10. But it is obvious that in dealing with the other point great importance attaches to the evidence that the defendants were in possession of the disputed land for many years through Mohesh, who in his turn sublet it to the Tushbandar Estate, and to the evidence with regard to the difficulties which the defendants experienced in inducing the Court of Wards to surrender the plot when they themselves required it for the construction of their own residence.

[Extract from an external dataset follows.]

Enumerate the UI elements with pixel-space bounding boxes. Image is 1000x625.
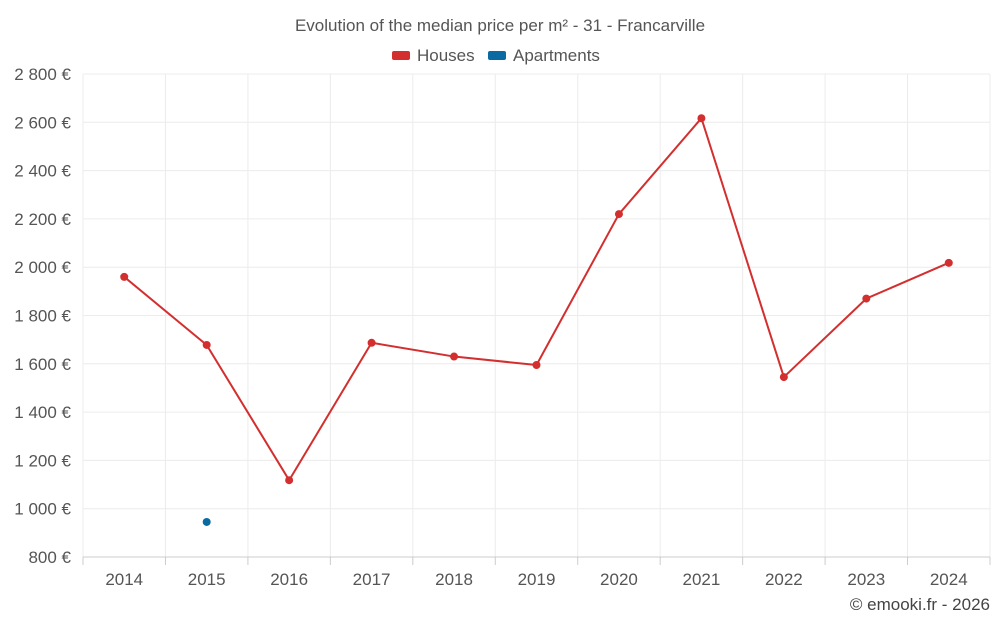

11. In my opinion it cannot be questioned that there wag ample evidence on the record to justify the finding of the trial Court with regard to a lost grant. If the Judge sitting in appeal had on a consideration of that evidence, affirmed that judgment I should not have been prepared to interfere with his conclusion in second appeal. The real question for our determination on that part of the case is whether he did so affirm the original judgment. I must confess that on first reading the judgment I reached the conclusion that there was no finding on this point at all. But on re-perusing it, it appears to me that the learned Judge did intend to affirm that finding. The legal advisers of the appellants also apparently took this view (vide ground No. 1 in the petition of appeal). But in view of the halting and at times unfortunate language used by the learned Judge it is impossible to feel any certainty on this point. As my learned brother is strongly of opinion that there is no real finding on the point, I consider that the most satisfactory course is to direct a re-hearing of the appeal on both points. I therefore concur in the order which he proposes to make.